Louisiana state fire marshal’s deputies investigate Webster Parish man’s death

They believe it’s related to the 67-year-old open burning on his property
Louisiana state fire marshal's deputies investigated the death of a Webster Parish man Monday,...
Louisiana state fire marshal's deputies investigated the death of a Webster Parish man Monday, Sept. 26 and believe it is related to the 67-year-old Heflin resident open burning on his property, the state fire marshal's office reports. His death is the fifth this year in Louisiana attributed to open burning accidents.(Source: Louisiana state fire marshal's office)
Published: Sep. 27, 2022 at 9:55 PM CDT

KSLA — Louisiana state fire marshal’s deputies investigated the death of a Webster Parish man Monday, Sept. 26 and believe it is related to the 67-year-old Heflin resident open burning on his property.

His death is the fifth this year in Louisiana attributed to open burning accidents, according to the fire marshal’s office.

“This is an unprecedented statistic for our state, and it should be alarming to everyone,” State Fire Marshal Dan Wallis said in a news release.

Open burning is defined as a private property owner setting fire to any trees, branches, grass, leaves, brush or debris for non-commercial purposes.
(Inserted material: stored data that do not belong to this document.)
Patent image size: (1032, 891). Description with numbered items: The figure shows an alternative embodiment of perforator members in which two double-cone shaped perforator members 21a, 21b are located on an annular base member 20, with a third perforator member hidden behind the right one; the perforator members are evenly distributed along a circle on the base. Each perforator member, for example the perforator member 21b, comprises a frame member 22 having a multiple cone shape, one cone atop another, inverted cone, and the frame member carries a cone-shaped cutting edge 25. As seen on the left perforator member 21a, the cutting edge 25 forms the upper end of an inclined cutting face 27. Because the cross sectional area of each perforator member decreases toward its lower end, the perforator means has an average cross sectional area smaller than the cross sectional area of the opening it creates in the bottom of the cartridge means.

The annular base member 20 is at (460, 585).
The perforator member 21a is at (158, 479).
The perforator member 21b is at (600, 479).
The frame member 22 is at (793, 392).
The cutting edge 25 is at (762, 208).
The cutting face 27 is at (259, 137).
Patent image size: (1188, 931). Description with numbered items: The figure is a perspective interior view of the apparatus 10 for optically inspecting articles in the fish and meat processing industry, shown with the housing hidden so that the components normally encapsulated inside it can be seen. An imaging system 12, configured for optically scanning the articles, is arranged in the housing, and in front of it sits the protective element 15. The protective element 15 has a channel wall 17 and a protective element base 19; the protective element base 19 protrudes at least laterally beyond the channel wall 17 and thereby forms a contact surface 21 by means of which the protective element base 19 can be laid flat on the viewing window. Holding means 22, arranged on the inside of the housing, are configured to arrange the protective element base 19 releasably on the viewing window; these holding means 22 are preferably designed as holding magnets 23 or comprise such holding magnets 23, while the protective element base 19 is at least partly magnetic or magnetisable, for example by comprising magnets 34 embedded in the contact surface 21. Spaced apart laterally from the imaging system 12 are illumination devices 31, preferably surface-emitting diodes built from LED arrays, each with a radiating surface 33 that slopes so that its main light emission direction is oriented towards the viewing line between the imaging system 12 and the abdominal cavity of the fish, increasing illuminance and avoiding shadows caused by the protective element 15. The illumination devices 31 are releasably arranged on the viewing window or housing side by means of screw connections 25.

“These tragedies are preventable and the prevention effort starts with avoiding open burning altogether when weather conditions like dry grass, dry air and high winds come together like they will this week,” Wallis said.

Open burning safety tips include:

  • Ensuring weather conditions, including wind speed and direction, are safe for burning
  • Establishing a burn pile at least 75 feet from any structures
  • Creating a 5-foot wet control line around the area
  • Avoiding the use of flammable liquids to ignite a burn pile
  • Remaining vigilant over the fire with a water source nearby at all times
  • Alerting a loved one or neighbor to your activities or conducting them with help
  • Calling 911 if the fire gets out of control.

On Tuesday, Sept. 27, Wallis called upon all Louisiana residents to be aware of the high fire danger across the state this week.

His plea came after the National Weather Service Office in New Orleans issued a red flag warning for that day for southeast Louisiana indicating dangerous wildfire conditions exist where fire can become uncontrolled quickly.

The alert for southeast Louisiana was “... the result of a lack of rain, the drop in humidity that occurred overnight and the expectation of increased winds due to the presence of Hurricane Ian in the Gulf,” Wallis said.

“Even though this warning is for a certain portion of the state, we are asking all residents to please avoid any open burning this week, just as a precaution, for your safety and the safety of those who live around you.”